Por exemplo, quando líderes religiosos ou cidadãos expressam posições éticas fundamentadas em suas crenças sobre questões como bioética ou justiça social, essas perspectivas podem ser descartadas como irrelevantes ou sectárias.

Esse silenciamento marginaliza grupos religiosos, impedindo-os de contribuir para o diálogo público e enfraquecendo a pluralidade democrática. [5]

Secularização de espaços e políticas públicas

Esta ideologia também se manifesta na imposição de políticas públicas que priorizam uma visão secular em detrimento da diversidade religiosa. Isso inclui a substituição de feriados religiosos por celebrações seculares ou a criação de normas que dificultam a prática religiosa, como restrições a cultos em espaços públicos.

Em alguns países, regulamentações excessivas sobre o funcionamento de instituições religiosas, como igrejas ou escolas confessionais, refletem uma postura laicista que limita a autonomia dessas organizações. [6]


Perspectiva cristã sobre o laicismo

Na cosmovisão cristã, a fé não é apenas uma questão privada, mas um chamado para influenciar todas as esferas da vida do cidadão e da sociedade. Jesus nos instruiu para sermos “sal da terra” e “luz do mundo” (Mt 5:13-16), o que implica uma responsabilidade de viver e compartilhar os valores cristãos com a sociedade.

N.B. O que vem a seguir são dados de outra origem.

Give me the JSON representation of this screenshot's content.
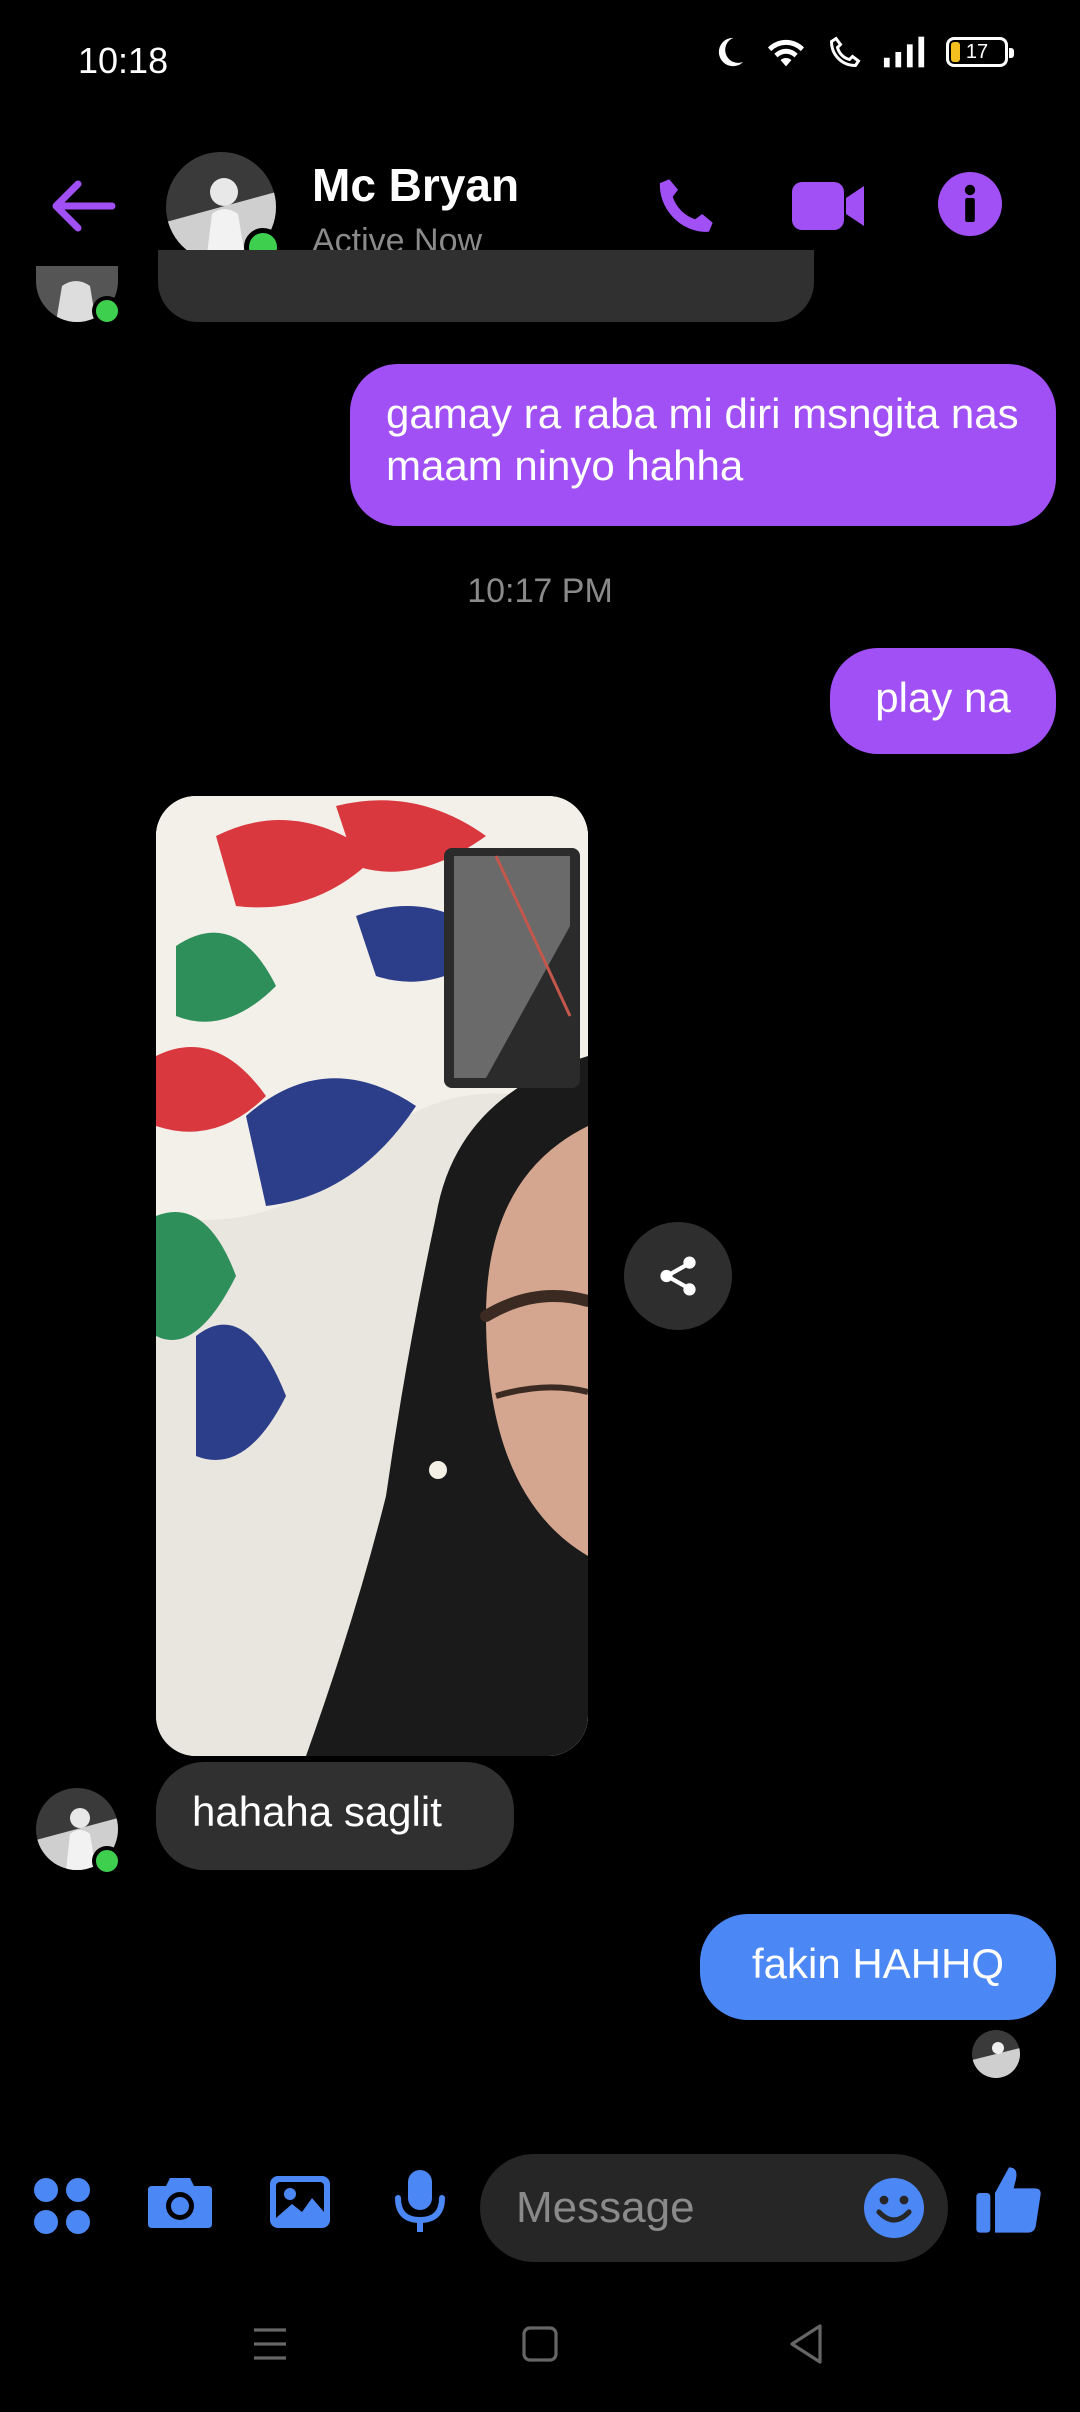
{
  "status_bar": {
    "time": "10:18",
    "battery_level": "17",
    "battery_fraction": 0.17
  },
  "header": {
    "contact_name": "Mc Bryan",
    "contact_status": "Active Now",
    "accent_color": "#a050f5"
  },
  "messages": [
    {
      "sender": "me",
      "text": "gamay ra raba mi diri msngita nas maam ninyo hahha",
      "color": "#a050f5"
    },
    {
      "type": "timestamp",
      "text": "10:17 PM"
    },
    {
      "sender": "me",
      "text": "play na",
      "color": "#a050f5"
    },
    {
      "sender": "them",
      "type": "image"
    },
    {
      "sender": "them",
      "text": "hahaha saglit",
      "color": "#303030"
    },
    {
      "sender": "me",
      "text": "fakin HAHHQ",
      "color": "#4c88f5"
    }
  ],
  "composer": {
    "placeholder": "Message",
    "icon_color": "#4c88f5"
  },
  "icons": {
    "back": "arrow-left-icon",
    "call": "phone-icon",
    "video": "video-camera-icon",
    "info": "info-icon",
    "share": "share-icon",
    "menu": "four-dots-icon",
    "camera": "camera-icon",
    "gallery": "image-icon",
    "mic": "microphone-icon",
    "emoji": "smiley-icon",
    "like": "thumbs-up-icon"
  }
}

O laicismo, ao buscar excluir a religião da esfera pública, se coloca como uma barreira a esta missão, restringindo a influência cristã sobre a sociedade. [7]

Perda de valores morais

Historicamente, o cristianismo tem fornecido uma base moral para a sociedade. A remoção de sua influência leva a um vazio ético, onde valores relativistas ou utilitaristas predominam [8].

Nisto vemos a decadência moral do ocidente nas últimas décadas, com o crescente desrespeito pelas opiniões contrárias.

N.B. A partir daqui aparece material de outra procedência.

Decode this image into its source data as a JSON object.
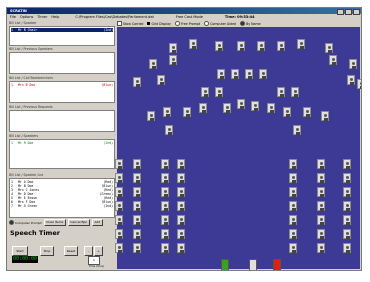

Hostilidade e indiferença aos legado do Cristianismo

O laicismo possui uma atitude hostil e indiferente aos cristianismo, ignorando as bases cristãs da sociedade ocidental e sua importância na formação de seus governos. [3]

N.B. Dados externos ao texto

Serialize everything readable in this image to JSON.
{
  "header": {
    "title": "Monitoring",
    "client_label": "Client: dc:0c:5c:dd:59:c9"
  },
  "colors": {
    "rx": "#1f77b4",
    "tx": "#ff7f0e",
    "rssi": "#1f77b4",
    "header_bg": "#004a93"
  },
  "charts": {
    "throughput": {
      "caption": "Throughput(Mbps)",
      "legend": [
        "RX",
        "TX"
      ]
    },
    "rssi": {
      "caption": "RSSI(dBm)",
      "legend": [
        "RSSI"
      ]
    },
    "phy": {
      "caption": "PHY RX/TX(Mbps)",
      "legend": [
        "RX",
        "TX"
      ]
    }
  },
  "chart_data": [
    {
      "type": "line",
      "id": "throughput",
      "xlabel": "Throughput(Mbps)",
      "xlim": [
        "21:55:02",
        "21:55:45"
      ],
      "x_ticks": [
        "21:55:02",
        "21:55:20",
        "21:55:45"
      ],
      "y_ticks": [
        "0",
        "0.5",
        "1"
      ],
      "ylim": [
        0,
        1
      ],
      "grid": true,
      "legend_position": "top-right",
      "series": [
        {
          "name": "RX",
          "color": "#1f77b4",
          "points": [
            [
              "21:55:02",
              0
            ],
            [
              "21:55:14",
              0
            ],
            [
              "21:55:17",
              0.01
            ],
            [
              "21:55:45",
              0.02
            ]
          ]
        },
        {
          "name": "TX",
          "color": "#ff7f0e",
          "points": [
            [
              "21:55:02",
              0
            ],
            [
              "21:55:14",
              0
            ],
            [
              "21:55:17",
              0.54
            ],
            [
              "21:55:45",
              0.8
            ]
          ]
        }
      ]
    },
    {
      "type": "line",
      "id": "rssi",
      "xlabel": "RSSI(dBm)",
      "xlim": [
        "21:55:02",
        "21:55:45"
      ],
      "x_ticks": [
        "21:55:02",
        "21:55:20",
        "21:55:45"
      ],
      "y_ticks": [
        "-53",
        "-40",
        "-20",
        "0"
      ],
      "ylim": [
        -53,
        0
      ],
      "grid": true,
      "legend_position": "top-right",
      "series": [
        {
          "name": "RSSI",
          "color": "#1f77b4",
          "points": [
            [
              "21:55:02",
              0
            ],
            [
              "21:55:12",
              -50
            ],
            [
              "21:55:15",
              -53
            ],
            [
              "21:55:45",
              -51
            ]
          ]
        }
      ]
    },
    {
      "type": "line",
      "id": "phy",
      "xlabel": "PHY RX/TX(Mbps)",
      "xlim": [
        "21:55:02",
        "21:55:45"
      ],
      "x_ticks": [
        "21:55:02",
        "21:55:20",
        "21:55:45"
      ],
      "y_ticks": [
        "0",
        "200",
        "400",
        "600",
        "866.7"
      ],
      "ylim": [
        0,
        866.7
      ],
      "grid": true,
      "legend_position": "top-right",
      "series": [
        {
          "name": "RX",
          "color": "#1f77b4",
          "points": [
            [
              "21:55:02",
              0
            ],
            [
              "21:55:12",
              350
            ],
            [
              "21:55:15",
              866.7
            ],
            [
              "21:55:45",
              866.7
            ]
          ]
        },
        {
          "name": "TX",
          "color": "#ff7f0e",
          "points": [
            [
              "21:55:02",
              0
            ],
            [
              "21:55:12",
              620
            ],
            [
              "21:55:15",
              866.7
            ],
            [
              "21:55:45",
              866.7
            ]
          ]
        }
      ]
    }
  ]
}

É ignorado que a criação de universidades foi algo iniciado e estabelecido pela Igreja Católica na Baixa Idade Média, como forma de estudar e compreender a Criação de Deus. Enquanto as escolas civis são criação das denominações protestantes do século XVII, que na buscavam ensinar a leitura para os cidadão comuns poderem ler a Bíblia por si mesmos.

Mosaico de Cristo crucificado
Mosaico de Cristo crucificado

Etimologia e significado de lacismo

O laicismo tem suas raízes etimológicas no termo grego laikos (λαϊκός), que significa “do povo” ou “leigo”, em oposição ao clero ou às instituições religiosas.

O sufixo “-ismo” confere ao termo uma conotação ideológica, indicando uma doutrina que promove a exclusão ou minimização da influência religiosa na esfera pública.


Aprenda mais

[Vídeo] Laicismo e Laicidade. Teologia Liberada.


Perguntas comuns

Nesta seção apresentamos as principais perguntas, com suas respectivas respostas, acerca deste termo.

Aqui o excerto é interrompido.